Quartier Libre : Tu as travaillé pendant neuf semaines à Spectre de rue, un organisme qui propose un SIS. En quoi est-ce que ce travail est lié à tes études ?
Marie-Ève Grenier : J’ai étudié en technique d’intervention délinquance et fait deux certificats à l’UdeM : toxicomanie et sexualité. Après avoir suivi un cours sur la toxicomanie, les SIS ont toujours été pour moi un objectif professionnel.
Q. L. : Quelle est la mission de ce lieu ?
M-È G. : À Spectre de Rue, on travaille sur la réduction des méfaits personnels et sociétaux en rendant les usagers de drogues responsables de leur consommation. Sans les SIS, une personne peut consommer à l’extérieur et risquer de faire une overdose, de laisser sa seringue traîner et de propager des infections transmissibles par le sang. Souvent, les gens pensent que si l’on donne des seringues et des salles où s’injecter de la drogue, on encourage la consommation. Mais que l’on soit là ou pas, les usagers vont consommer de la même façon. Il faut juste s’assurer qu’ils le font de manière sécuritaire pour eux-mêmes et pour les gens autour d’eux.
Q. L. : Qu’est-ce qui t’a plu dans cette expérience de travail ?
M-È G. : Ces établissements ont une mission et des valeurs très humaines, tu respectes sans jugement la personne, son parcours, ses objectifs, son rythme. Quand j’étais là-bas, je voulais créer des liens avec les usagers. Ce sont des personnes qui ont besoin de raconter leur histoire et d’être écoutées, parce qu’elles sont souvent ignorées dans la rue. Lorsqu’elles arrivent dans nos services, le but est de les considérer comme des êtres humains.
Q. L. : Quelle expérience t’a le plus touchée ?
M-È G. : Les usagers nous racontent quelques fois comment ils en sont arrivés là, il faut comprendre qu’ils n’ont pas décidé du jour au lendemain de s’injecter des drogues ! Parfois, être intervenante peut être décourageant, car nous sommes exposés à une réelle détresse, mais cela fait partie du métier. Je me souviens d’une fois où un usager a fait une overdose. Je devais préparer le remède pour le lui injecter, mais je tremblais tellement que j’en ai renversé partout. Je n’arrêtais pas de me dire « il ne faut pas qu’il meure ! » On l’a sauvé, et au réveil, il a dit : « Merci de m’avoir sauvé la vie. » La situation a été très stressante, mais également gratifiante.
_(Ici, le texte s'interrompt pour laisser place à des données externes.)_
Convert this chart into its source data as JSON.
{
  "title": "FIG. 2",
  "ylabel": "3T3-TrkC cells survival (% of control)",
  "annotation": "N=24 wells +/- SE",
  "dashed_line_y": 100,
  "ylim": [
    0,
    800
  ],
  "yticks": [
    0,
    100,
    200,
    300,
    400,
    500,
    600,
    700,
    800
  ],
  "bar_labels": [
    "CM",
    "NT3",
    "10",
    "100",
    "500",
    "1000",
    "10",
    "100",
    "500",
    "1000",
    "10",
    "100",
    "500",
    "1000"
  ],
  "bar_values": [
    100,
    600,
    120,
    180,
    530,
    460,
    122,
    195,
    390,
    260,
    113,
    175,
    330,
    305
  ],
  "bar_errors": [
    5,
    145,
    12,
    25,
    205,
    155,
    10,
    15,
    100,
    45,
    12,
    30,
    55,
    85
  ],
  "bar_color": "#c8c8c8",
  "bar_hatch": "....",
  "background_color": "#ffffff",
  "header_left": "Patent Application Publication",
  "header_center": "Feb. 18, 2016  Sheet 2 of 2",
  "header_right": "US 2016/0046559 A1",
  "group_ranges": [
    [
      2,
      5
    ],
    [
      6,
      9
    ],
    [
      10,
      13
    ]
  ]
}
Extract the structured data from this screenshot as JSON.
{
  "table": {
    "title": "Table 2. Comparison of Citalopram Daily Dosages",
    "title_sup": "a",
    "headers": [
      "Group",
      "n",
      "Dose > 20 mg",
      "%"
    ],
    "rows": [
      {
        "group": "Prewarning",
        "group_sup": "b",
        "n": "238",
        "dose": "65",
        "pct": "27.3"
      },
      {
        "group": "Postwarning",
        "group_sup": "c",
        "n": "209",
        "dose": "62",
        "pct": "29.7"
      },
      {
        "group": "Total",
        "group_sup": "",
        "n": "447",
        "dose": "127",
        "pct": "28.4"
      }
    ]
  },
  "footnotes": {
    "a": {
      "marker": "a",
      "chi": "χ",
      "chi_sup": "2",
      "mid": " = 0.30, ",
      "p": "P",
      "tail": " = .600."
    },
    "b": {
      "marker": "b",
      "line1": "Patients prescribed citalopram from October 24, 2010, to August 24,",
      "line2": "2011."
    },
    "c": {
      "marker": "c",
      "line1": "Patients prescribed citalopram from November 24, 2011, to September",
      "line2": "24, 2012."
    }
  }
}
Ça te remet les pieds sur terre.
Q. L. : Quel est le quotidien d’une intervenante au SIS ?
M-È G. : C’est imprévisible, parce que l’on côtoie des gens avec des humeurs changeantes, et la fréquentation varie. Certains habitués viennent tous les jours et d’autres seulement une fois par mois. Pour ce qui est de l’organisation, le SIS est divisé en trois salles : le site fixe, où la personne procède à l’inscription avec la possibilité de donner un pseudonyme pour préserver sa confidentialité ; la salle de repos, où elle peut manger et utiliser les ordinateurs ; et enfin celle où elle procède aux injections.
Q. L. : Comment se déroulent les injections ?
M-È G. : C’est la personne elle-même qui procède à l’injection avec la seringue, car on considère qu’elle est autonome. Le maximum que l’on puisse faire, c’est de pointer là où la personne doit insérer l’aiguille et l’aider en montrant des points d’injection sécuritaires, par exemple. Parallèlement, on met de la musique et on jase avec eux. Les intervenants et infirmiers n’interviennent que s’il y a des complications ou une overdose.